Charges have been dropped against a nurse accused of contaminating saline at Stockport’s Stepping Hill Hospital.
Rebecca Leighton, 27, of Heaviley, was arrested by police investigating the deaths of several patients in July.
Greater Manchester Police have revealed they are investigating 40 cases of contamination including seven deaths.
Prosecutors said there had not been “sufficient evidence” for whether the case could go ahead. Miss Leighton said she had been “living in hell”.
Officers said Miss Leighton was released from prison on Friday afternoon after she was told by the governor at HMP Styal in Cheshire that the charges against her were being dropped.
They said police were in contact with her to guarantee her safety and “to try and help her back into the community”.
The Crown Prosecution Service said it was “no longer appropriate” to continue the case against Ms Leighton.

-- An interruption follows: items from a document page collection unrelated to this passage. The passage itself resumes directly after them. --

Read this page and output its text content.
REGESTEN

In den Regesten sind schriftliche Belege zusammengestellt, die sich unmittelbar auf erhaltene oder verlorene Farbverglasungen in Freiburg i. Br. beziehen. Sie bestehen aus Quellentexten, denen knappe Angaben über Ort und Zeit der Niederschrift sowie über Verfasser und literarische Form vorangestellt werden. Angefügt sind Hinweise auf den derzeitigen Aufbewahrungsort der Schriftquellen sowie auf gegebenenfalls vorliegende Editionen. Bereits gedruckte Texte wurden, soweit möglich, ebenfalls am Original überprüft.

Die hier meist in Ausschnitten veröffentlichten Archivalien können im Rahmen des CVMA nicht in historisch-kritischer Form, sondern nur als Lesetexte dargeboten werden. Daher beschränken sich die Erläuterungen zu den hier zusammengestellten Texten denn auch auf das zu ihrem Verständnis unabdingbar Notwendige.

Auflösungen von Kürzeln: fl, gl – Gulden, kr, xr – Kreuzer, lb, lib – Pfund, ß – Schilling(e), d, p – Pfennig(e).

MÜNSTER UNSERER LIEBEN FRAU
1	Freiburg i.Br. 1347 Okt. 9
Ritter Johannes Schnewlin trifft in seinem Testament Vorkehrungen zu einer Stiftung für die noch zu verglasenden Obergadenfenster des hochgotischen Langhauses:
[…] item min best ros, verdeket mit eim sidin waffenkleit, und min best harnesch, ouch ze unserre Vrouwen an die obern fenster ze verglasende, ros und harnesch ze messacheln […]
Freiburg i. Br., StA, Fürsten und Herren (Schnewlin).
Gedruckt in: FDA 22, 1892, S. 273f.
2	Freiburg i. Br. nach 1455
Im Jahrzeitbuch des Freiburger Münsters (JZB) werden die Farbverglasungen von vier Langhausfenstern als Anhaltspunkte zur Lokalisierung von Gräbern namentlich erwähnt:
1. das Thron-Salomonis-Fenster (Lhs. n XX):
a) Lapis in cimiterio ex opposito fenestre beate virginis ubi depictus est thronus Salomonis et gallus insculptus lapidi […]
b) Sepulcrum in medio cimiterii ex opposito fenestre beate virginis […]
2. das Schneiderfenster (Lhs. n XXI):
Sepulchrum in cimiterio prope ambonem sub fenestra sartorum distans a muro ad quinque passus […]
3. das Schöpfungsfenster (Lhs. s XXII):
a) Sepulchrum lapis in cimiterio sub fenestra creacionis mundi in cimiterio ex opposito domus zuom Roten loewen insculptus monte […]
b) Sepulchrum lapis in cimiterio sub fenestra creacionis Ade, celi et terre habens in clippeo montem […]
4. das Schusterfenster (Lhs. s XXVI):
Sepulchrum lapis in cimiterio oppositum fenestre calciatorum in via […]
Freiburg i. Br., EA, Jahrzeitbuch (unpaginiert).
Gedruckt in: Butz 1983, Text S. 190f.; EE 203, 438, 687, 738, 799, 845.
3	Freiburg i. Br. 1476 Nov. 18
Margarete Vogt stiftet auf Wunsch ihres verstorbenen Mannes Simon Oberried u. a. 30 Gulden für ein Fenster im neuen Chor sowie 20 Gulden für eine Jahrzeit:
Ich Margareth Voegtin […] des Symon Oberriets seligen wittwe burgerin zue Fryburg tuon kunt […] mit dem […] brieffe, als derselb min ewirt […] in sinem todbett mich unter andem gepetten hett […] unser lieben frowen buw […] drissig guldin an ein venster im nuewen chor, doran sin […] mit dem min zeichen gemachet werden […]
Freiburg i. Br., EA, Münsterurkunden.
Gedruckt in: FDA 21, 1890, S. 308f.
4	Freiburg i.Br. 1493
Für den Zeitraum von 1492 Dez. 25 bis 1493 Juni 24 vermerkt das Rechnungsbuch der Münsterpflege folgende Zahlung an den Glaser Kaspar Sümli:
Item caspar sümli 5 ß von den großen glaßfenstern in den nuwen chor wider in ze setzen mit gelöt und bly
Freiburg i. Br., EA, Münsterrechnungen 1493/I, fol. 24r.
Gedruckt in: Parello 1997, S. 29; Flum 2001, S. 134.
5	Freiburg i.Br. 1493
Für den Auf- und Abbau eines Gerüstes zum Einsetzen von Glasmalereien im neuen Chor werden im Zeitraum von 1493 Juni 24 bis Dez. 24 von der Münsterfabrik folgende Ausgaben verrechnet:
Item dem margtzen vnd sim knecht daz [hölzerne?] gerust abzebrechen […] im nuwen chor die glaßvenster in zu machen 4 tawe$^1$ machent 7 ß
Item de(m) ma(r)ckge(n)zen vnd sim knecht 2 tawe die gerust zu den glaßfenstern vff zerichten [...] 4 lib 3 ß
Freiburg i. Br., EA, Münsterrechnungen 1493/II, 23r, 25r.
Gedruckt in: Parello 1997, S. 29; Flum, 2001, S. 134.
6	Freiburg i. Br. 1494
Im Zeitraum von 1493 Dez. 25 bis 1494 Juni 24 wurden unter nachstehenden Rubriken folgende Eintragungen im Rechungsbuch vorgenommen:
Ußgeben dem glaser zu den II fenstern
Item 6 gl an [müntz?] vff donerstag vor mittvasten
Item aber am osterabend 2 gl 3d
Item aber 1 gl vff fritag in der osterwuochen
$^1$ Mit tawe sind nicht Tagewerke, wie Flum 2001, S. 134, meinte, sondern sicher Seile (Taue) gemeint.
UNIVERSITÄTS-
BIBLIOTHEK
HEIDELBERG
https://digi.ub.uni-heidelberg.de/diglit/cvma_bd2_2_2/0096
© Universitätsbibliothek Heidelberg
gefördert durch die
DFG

Solicitor Carl Richmond read a statement on behalf of Ms Leighton in which she thanked her family, friends and members of the public who “never doubted my innocence during this living nightmare”.
It read: “I’ve been in a living hell and was locked up in prison for something I had not done.
“It was so frustrating for me knowing that the person who actually carried out these terrible acts is still out there.
“My life has been turned upside-down. All I ever wanted to do was to pursue a profession in nursing and care for my patients.”
Nazir Afzal, Chief Crown Prosecutor for the North West, said Miss Leighton had been charged on the basis there was “reasonable suspicion she had committed the offences and there were reasonable grounds for believing the continuing investigation would provide further evidence within a reasonable amount of time”.
He added: “When we make a decision on this basis, it would be wrong of us to keep a suspect in custody indefinitely without keeping a very close eye on what evidence is emerging and whether objections to bail can be justified.
“The inquiries, which are still ongoing, have not so far provided us with a stronger case which would meet the test that there is sufficient evidence for a realistic prospect of conviction. This is the test all cases must meet for a prosecution to go ahead.”
Lawyers representing Ms Leighton said on Friday the case against her was “weak” at a bail application made on her behalf in August.
They said Mr Justice Henriques had told the court the evidence against Ms Leighton amounted to her fingerprints being on a saline bag, which had been damaged by a needle.
Although the plea for her to be given bail was rejected at that hearing, her lawyers said the judge accepted “many people” had access to the saline bags and the fluid and that Miss Leighton had every reason to be touching the items in her role as sister.
‘No stone unturned’
Assistant Chief Constable Terry Sweeney defended the decision to charge Rebecca Leighton, saying it was “the correct one at the time based on the information and evidence available then”.
He confirmed that officers had interviewed 200 out of 700 people who could have had access to the area concerned, including potential victims as well as hospital staff, patients and visitors.
Mr Sweeney said thousands of items were subject to examination and officers would “leave no stone unturned”.
He added: “We are clear that there was contamination in a number of saline products,” he said.
“It will take a number of weeks to complete the investigative process, the forensic process and most importantly the medical analysis which needs to take place.”
He added that there had been no further incidents of contamination since 16 July.
The Nursing and Midwifery Council (NMC) has said that an interim order suspending Ms Leighton from its register would remain in place.
Greater Manchester Police were initially looking into the deaths of five patients at the hospital, although two were later dropped from the investigation.
Police are continuing to probe the suspicious deaths of Tracey Arden, 44, Arnold Lancaster, 71, and Derek Weaver, 83.
Four more suspected victims have yet to be named but their families are aware that the cases have been referred to police by the coroner.
Of the seven deaths, the force said there were two confirmed cases where there is a “high probability” that the deaths were caused by contaminated products.
The alarm was raised when a higher than normal number of patients were reported to have “unexplained” low blood sugar levels.
Several charges were made against Ms Leighton in July relating to the alleged tampering of saline ampoules, saline bags and medical products.
These – along with one charge of theft of medication from the hospital – have now been dropped.